Let's assume that the second brigade can complete the task in x hours. According to the given information, the first brigade takes 9 hours more than the second brigade, so the first brigade would take (x + 9) hours to complete the task alone.

When the two brigades work together, they can complete the task in 6 hours. This means that in 1 hour, they can complete 1/6th of the task.

To find the time it would take for the first brigade to complete the task alone, we can set up the following equation:

1/(x + 9) + 1/x = 1/6

Now, let's solve this equation to find the value of x, which represents the time it would take for the second brigade to complete the task alone.

Calculation

To solve the equation, we can multiply both sides by 6x(x + 9) to eliminate the denominators:

6x + 6(x + 9) = x(x + 9)

Simplifying the equation:

6x + 6x + 54 = x^2 + 9x

Combining like terms:

12x + 54 = x^2 + 9x

Rearranging the equation:

x^2 - 3x - 54 = 0

Now, we can solve this quadratic equation to find the value of x.

Using the quadratic formula: x = (-b ± √(b^2 - 4ac)) / (2a)

For our equation, a = 1, b = -3, and c = -54.

Substituting the values into the quadratic formula:

x = (-(-3) ± √((-3)^2 - 4(1)(-54))) / (2(1))

Simplifying:

x = (3 ± √(9 + 216)) / 2

x = (3 ± √225) / 2

x = (3 ± 15) / 2

We have two possible solutions:

1. x = (3 + 15) / 2 = 18 / 2 = 9 2. x = (3 - 15) / 2 = -12 / 2 = -6

Since time cannot be negative, we discard the second solution.

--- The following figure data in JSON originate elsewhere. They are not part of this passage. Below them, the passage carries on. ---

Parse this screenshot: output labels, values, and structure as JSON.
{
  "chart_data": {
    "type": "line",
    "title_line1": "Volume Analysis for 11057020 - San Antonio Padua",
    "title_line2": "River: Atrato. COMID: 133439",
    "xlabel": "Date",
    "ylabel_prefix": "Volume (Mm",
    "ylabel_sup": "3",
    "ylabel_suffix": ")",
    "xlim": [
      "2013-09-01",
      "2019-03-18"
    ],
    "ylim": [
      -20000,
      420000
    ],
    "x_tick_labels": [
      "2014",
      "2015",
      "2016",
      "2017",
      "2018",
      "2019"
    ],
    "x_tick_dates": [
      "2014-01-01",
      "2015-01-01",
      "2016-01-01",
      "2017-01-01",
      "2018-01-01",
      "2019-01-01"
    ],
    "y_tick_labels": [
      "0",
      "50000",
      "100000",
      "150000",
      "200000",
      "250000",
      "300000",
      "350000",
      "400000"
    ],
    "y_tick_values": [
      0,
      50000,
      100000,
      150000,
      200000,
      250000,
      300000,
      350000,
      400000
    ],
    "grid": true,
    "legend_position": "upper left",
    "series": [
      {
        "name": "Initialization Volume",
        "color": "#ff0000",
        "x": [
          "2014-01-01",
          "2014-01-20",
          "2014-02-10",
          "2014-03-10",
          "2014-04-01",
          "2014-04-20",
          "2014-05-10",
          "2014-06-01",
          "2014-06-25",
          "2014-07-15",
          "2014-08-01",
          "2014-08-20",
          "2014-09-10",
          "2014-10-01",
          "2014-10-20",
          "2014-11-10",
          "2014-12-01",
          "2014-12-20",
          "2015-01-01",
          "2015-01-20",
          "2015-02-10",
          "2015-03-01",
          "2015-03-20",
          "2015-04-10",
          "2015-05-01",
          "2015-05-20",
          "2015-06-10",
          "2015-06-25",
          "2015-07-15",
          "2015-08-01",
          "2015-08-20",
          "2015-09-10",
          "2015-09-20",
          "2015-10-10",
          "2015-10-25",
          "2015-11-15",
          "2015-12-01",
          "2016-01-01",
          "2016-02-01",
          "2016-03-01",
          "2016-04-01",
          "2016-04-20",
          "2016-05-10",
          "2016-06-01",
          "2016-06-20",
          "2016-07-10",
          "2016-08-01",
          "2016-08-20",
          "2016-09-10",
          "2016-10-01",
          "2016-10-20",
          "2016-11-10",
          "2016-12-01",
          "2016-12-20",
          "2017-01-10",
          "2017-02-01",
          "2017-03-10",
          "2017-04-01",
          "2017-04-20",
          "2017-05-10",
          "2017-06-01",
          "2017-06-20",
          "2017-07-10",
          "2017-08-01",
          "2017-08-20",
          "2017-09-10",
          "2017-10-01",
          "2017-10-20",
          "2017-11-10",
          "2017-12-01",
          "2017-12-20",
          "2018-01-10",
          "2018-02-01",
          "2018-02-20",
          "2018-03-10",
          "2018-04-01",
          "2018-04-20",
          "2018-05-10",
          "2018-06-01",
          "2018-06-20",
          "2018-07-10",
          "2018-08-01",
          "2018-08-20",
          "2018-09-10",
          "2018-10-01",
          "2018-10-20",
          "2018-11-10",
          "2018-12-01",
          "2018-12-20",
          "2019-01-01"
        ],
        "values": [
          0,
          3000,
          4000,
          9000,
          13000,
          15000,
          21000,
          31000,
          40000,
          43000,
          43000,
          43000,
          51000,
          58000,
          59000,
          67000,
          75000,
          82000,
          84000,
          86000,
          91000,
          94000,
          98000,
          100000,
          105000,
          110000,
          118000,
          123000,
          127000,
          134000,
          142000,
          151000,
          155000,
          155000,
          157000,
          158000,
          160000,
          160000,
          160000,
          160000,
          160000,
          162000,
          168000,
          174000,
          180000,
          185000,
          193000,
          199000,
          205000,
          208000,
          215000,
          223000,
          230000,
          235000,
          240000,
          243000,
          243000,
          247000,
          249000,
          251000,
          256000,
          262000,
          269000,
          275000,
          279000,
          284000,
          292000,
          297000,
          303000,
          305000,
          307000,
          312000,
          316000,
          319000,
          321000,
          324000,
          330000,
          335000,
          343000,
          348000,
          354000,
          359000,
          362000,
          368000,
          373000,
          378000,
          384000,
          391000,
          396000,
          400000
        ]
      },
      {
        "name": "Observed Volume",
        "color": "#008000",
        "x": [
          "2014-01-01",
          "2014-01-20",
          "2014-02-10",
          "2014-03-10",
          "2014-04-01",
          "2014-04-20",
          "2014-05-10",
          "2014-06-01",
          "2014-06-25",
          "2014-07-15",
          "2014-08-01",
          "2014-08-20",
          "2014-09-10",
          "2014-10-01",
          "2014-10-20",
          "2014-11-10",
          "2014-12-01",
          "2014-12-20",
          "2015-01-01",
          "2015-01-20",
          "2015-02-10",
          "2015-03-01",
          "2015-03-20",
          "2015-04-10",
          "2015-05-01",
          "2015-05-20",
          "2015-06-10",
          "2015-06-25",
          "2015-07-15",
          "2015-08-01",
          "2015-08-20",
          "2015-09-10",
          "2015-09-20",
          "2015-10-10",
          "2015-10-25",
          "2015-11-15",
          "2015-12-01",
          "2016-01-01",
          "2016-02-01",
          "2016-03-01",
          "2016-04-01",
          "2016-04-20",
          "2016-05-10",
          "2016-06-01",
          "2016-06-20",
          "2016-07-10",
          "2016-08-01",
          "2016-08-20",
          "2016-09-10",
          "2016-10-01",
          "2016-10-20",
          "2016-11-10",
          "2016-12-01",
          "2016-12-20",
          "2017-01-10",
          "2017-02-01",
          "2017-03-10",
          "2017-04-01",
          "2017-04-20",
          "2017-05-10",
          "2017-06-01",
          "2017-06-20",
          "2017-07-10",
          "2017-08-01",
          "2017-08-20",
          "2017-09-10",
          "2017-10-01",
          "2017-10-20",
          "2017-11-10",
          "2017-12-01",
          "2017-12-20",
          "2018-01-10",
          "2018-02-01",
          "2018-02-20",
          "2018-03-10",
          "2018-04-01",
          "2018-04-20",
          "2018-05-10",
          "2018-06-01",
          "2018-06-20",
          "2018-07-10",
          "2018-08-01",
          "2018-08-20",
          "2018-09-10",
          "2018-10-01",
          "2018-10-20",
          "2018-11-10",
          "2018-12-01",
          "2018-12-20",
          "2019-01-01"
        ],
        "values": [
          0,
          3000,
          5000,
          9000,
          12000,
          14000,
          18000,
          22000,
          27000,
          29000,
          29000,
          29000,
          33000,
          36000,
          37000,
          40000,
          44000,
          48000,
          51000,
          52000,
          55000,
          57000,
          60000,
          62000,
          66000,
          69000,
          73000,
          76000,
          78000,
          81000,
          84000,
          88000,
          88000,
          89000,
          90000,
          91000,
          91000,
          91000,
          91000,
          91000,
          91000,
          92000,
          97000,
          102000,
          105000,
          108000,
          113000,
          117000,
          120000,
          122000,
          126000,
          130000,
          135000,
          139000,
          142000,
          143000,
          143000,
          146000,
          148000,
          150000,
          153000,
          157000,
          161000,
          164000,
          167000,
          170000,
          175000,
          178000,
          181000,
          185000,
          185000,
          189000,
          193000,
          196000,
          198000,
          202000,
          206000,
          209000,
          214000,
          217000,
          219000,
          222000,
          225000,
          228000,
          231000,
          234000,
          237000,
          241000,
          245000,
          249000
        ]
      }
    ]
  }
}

Therefore, the second brigade can complete the task alone in 9 hours.

To find the time it would take for the first brigade to complete the task alone, we add 9 hours to the time taken by the second brigade:

Time taken by the first brigade = 9 + 9 = 18 hours

So, the first brigade can complete the task alone in 18 hours.

Answer

The first brigade can complete the task alone in 18 hours.